In 1970, Detective Bill Baker was assigned to the cold case in the Santa Barbara Sheriff’s Department. Baker examined the evidence and sent out a teletype to other jurisdictions seeking any information on possible similar cases. Baker was contacted by San Francisco Police Department Inspector William Armstrong, assigned to the Zodiac investigation with his partner, Inspector David Toschi. Armstrong told Baker that he believed the Zodiac may have killed Robert Domingos and Linda Edwards. According to Baker, Armstrong said he would never think of the Zodiac crimes again without including the 1963 case.
Baker and others believed that the murders of Robert Domingos and Linda Edwards was somewhat similar to the Zodiac’s infamous attack at Lake Berryessa. On September 27, 1969, college students Bryan Hartnell and Cecelia Shepard were relaxing together on the shore of Lake Berryessa, located more than 25 miles north of Napa, California. Sometime around 6:00 PM, Cecelia noticed a man walking among the trees but the couple dismissed him as harmless. Soon, the man appeared wearing a strange, hooded costume with a white crossed-circle symbol on the chest. He pointed a gun at the couple and explained that he had escaped from a prison and needed a car and money to escape to Mexico. The man said that he wanted to tie them up and drive away in Bryan’s car, parked up on the nearby road. Bryan and Cecelia agreed and were bound with pre-cut lengths of plastic clothesline. The man then stabbed Bryan in the back 6 times and then stabbed Cecelia 10 times. The man walked up to the road and wrote a message on the door of Bryan’s car which listed the dates of the two previous Zodiac attacks in Benicia and Vallejo.

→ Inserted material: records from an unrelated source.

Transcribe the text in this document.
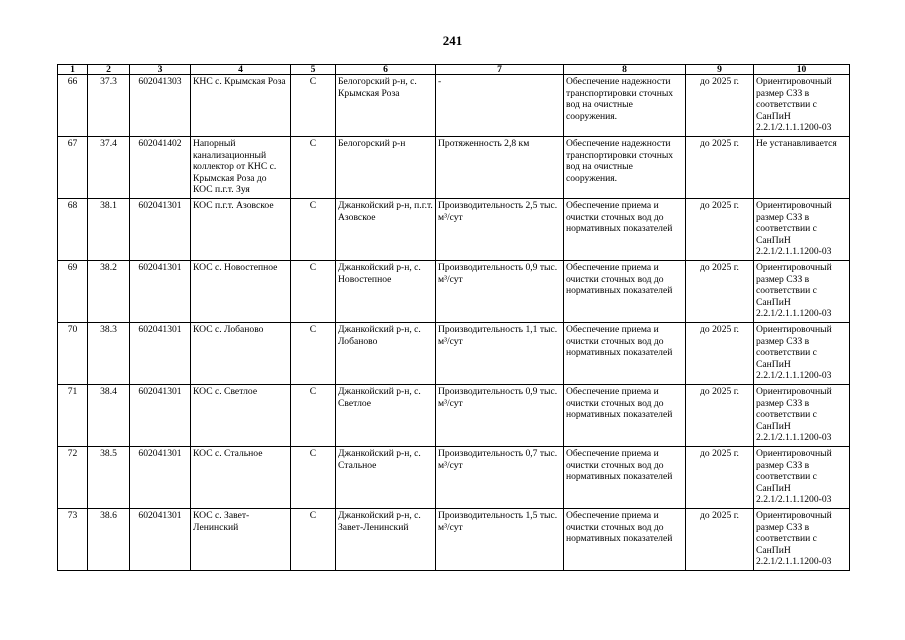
241
1	2	3	4	5	6	7	8	9	10
66	37.3	602041303	КНС с. Крымская Роза	С	Белогорский р-н, с. Крымская Роза	-	Обеспечение надежности транспортировки сточных вод на очистные сооружения.	до 2025 г.	Ориентировочный размер СЗЗ в соответствии с СанПиН 2.2.1/2.1.1.1200-03
67	37.4	602041402	Напорный канализационный коллектор от КНС с. Крымская Роза до КОС п.г.т. Зуя	С	Белогорский р-н	Протяженность 2,8 км	Обеспечение надежности транспортировки сточных вод на очистные сооружения.	до 2025 г.	Не устанавливается
68	38.1	602041301	КОС п.г.т. Азовское	С	Джанкойский р-н, п.г.т. Азовское	Производительность 2,5 тыс. м³/сут	Обеспечение приема и очистки сточных вод до нормативных показателей	до 2025 г.	Ориентировочный размер СЗЗ в соответствии с СанПиН 2.2.1/2.1.1.1200-03
69	38.2	602041301	КОС с. Новостепное	С	Джанкойский р-н, с. Новостепное	Производительность 0,9 тыс. м³/сут	Обеспечение приема и очистки сточных вод до нормативных показателей	до 2025 г.	Ориентировочный размер СЗЗ в соответствии с СанПиН 2.2.1/2.1.1.1200-03
70	38.3	602041301	КОС с. Лобаново	С	Джанкойский р-н, с. Лобаново	Производительность 1,1 тыс. м³/сут	Обеспечение приема и очистки сточных вод до нормативных показателей	до 2025 г.	Ориентировочный размер СЗЗ в соответствии с СанПиН 2.2.1/2.1.1.1200-03
71	38.4	602041301	КОС с. Светлое	С	Джанкойский р-н, с. Светлое	Производительность 0,9 тыс. м³/сут	Обеспечение приема и очистки сточных вод до нормативных показателей	до 2025 г.	Ориентировочный размер СЗЗ в соответствии с СанПиН 2.2.1/2.1.1.1200-03
72	38.5	602041301	КОС с. Стальное	С	Джанкойский р-н, с. Стальное	Производительность 0,7 тыс. м³/сут	Обеспечение приема и очистки сточных вод до нормативных показателей	до 2025 г.	Ориентировочный размер СЗЗ в соответствии с СанПиН 2.2.1/2.1.1.1200-03
73	38.6	602041301	КОС с. Завет-Ленинский	С	Джанкойский р-н, с. Завет-Ленинский	Производительность 1,5 тыс. м³/сут	Обеспечение приема и очистки сточных вод до нормативных показателей	до 2025 г.	Ориентировочный размер СЗЗ в соответствии с СанПиН 2.2.1/2.1.1.1200-03
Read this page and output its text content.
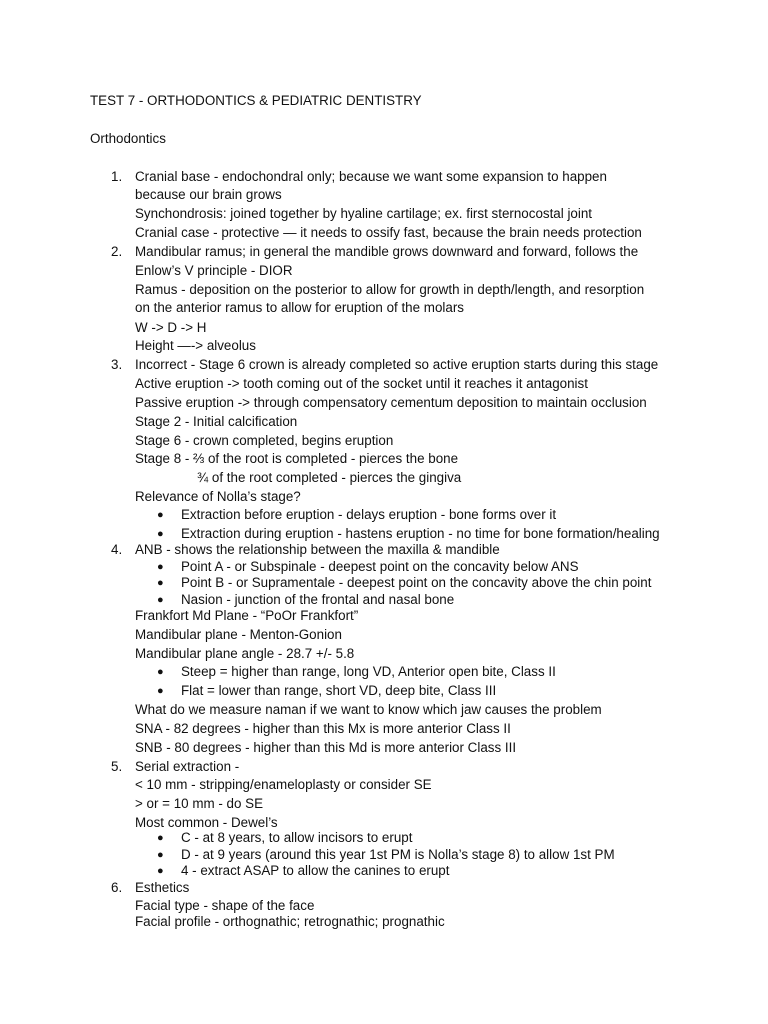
TEST 7 - ORTHODONTICS & PEDIATRIC DENTISTRY
Orthodontics
1. Cranial base - endochondral only; because we want some expansion to happen
because our brain grows
Synchondrosis: joined together by hyaline cartilage; ex. first sternocostal joint
Cranial case - protective — it needs to ossify fast, because the brain needs protection
2. Mandibular ramus; in general the mandible grows downward and forward, follows the
Enlow’s V principle - DIOR
Ramus - deposition on the posterior to allow for growth in depth/length, and resorption
on the anterior ramus to allow for eruption of the molars
W -> D -> H
Height —-> alveolus
3. Incorrect - Stage 6 crown is already completed so active eruption starts during this stage
Active eruption -> tooth coming out of the socket until it reaches it antagonist
Passive eruption -> through compensatory cementum deposition to maintain occlusion
Stage 2 - Initial calcification
Stage 6 - crown completed, begins eruption
Stage 8 - ⅔ of the root is completed - pierces the bone
¾ of the root completed - pierces the gingiva
Relevance of Nolla’s stage?
● Extraction before eruption - delays eruption - bone forms over it
● Extraction during eruption - hastens eruption - no time for bone formation/healing
4. ANB - shows the relationship between the maxilla & mandible
● Point A - or Subspinale - deepest point on the concavity below ANS
● Point B - or Supramentale - deepest point on the concavity above the chin point
● Nasion - junction of the frontal and nasal bone
Frankfort Md Plane - “PoOr Frankfort”
Mandibular plane - Menton-Gonion
Mandibular plane angle - 28.7 +/- 5.8
● Steep = higher than range, long VD, Anterior open bite, Class II
● Flat = lower than range, short VD, deep bite, Class III
What do we measure naman if we want to know which jaw causes the problem
SNA - 82 degrees - higher than this Mx is more anterior Class II
SNB - 80 degrees - higher than this Md is more anterior Class III
5. Serial extraction -
< 10 mm - stripping/enameloplasty or consider SE
> or = 10 mm - do SE
Most common - Dewel’s
● C - at 8 years, to allow incisors to erupt
● D - at 9 years (around this year 1st PM is Nolla’s stage 8) to allow 1st PM
● 4 - extract ASAP to allow the canines to erupt
6. Esthetics
Facial type - shape of the face
Facial profile - orthognathic; retrognathic; prognathic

The killer used .22 caliber ammunition similar to the ammunition used by the Zodiac in the murders on Lake Herman Road on December 20, 1968. in the 1968 attack, the killer shot the female victim as she tried to run away; in the 1963, the killer shot the victims as they ran away. Detective Baker also noted that elements of the Berryessa attack may indicate that the killer had learned from previous experience. In the Santa Barbara incident, investigators believed that the killer may have failed to check Robert’s bindings and relied instead on Linda to secure the rope around his wrists. She may have left the bindings loose enough for Robert to free himself and fight back. The fear of the victims made them unwilling to comply with the killer’s demands to remain docile and cooperative. Robert’s actions may have sufficiently disturbed the killer that he planned to avoid repeating the same mistakes in future crimes.